7
$\begingroup$

According to my calculations

$ \int_0^\infty \frac{\mathrm dx}{(1+x^3)^n}=\frac{(3n-4)\times(3n-7)\times\cdots\times5\times2}{3^{n+1/2}(n-1)!}2\pi$

How can an equivalent of $ \int_0^\infty \frac{\mathrm dx}{(1+x^3)^n}$ be derived from this formula?

(Given that my objective is to study the nature of the series $ \sum \int_0^\infty \frac{\mathrm dx}{(1+x^3)^n} $)

So my question is simply: is there a simple equivalent for $(3n-4)\times(3n-7)\times\cdots\times5\times2$ ?

  • 0
    @Norbert Sure. $n!$ is divergent, but is has an asymptotic formula.

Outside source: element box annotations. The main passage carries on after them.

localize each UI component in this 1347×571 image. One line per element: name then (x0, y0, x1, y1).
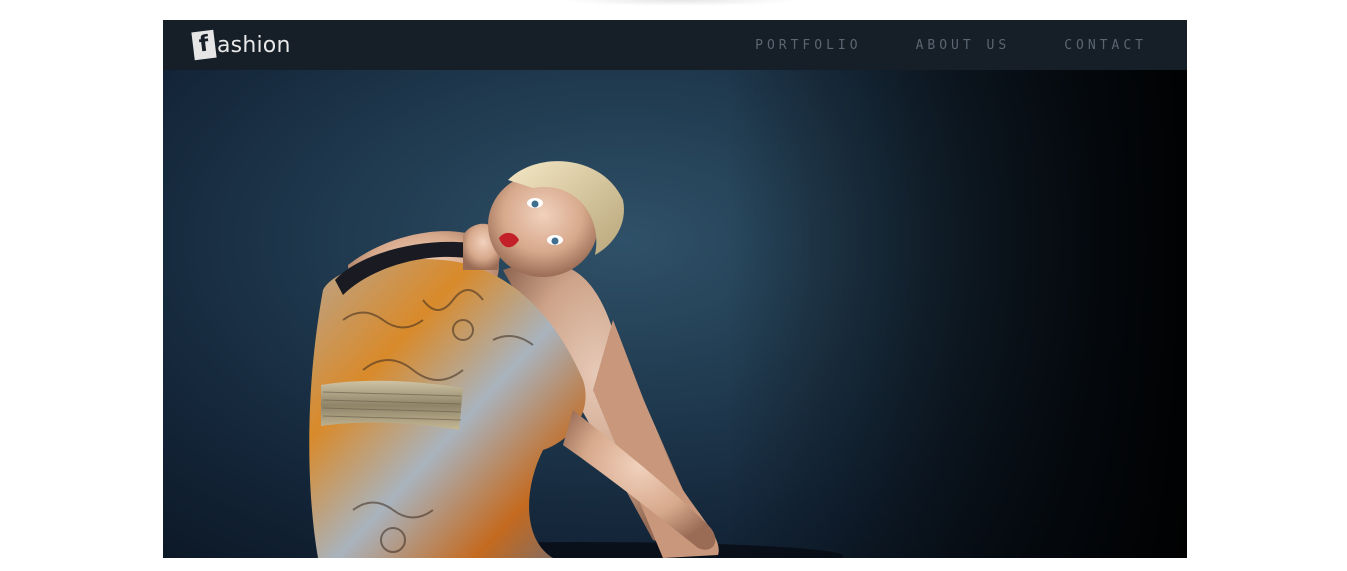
main-nav: PORTFOLIO ABOUT US CONTACT (701, 20, 1147, 70)
site-container: f ashion PORTFOLIO ABOUT US CONTACT (163, 20, 1187, 558)
logo-link[interactable]: f ashion (191, 29, 291, 61)
nav-link-contact[interactable]: CONTACT (1064, 38, 1147, 53)
top-shadow (560, 0, 800, 6)
fashion-model-photo (309, 161, 843, 558)
page: f ashion PORTFOLIO ABOUT US CONTACT (0, 0, 1347, 571)
logo-text: ashion (217, 32, 291, 58)
logo-mark: f (191, 29, 217, 61)
nav-link-about-us[interactable]: ABOUT US (916, 38, 1011, 53)
nav-link-portfolio[interactable]: PORTFOLIO (755, 38, 861, 53)
navbar: f ashion PORTFOLIO ABOUT US CONTACT (163, 20, 1187, 70)
hero-image (163, 70, 1187, 558)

That is what Chon wants.2012-06-03

2 Answers 2

4

$ \prod_{k=1}^{n-1} 3k-1 = \frac{3^{n-1} \Gamma (n-1/3) }{\Gamma(2/3)} $ so now you can use Stirling's series to find an asymptotic for your integral. I get that $\int^{\infty}_0 \frac{1}{(1+x^3)^n} dx = \frac{\Gamma(4/3) }{\sqrt[3]{n}} \left( 1 + \frac{2}{9n} + \mathcal{O}(n^{-2}) \right).$ So you can combine this result with $\displaystyle \sum_{k=1}^n k^p = \frac{n^{p+1}}{p+1} + \frac{n^p}{2} + \mathcal{O}(n^{p-1})$ to find an asymptotic for your sum.

  • 0
    @Chon That is correct.2012-06-04
3

The integral is the beta function in disguise. Let $x=\left(\frac{z}{1-z}\right)^{1/3}$. Then $\begin{eqnarray*} I_n &=& \int_0^\infty \frac{dx}{(1+x^3)^n} \\ &=& \frac{1}{3} \int_0^1 dz\, z^{-2/3}(1-z)^{n-4/3} \\ &=& \frac{1}{3} B(n-1/3,1/3) \\ &=& \frac{1}{3} \Gamma(1/3) \frac{\Gamma(n-1/3)}{\Gamma(n)} \\ &=& \Gamma(4/3) \frac{\Gamma(n-1/3)}{\Gamma(n)}. \end{eqnarray*}$

If the upper limit is finite, a closed expression can be found for your sum, $\sum_{n=1}^N I_n = \frac{3}{2} \Gamma(4/3) \frac{\Gamma(N+2/3)}{\Gamma(N)}. $ In the limit $N\to\infty$ the sum is divergent. It goes like $\frac{3}{2} \Gamma(4/3) N^{2/3}$, as hinted at by @RagibZaman.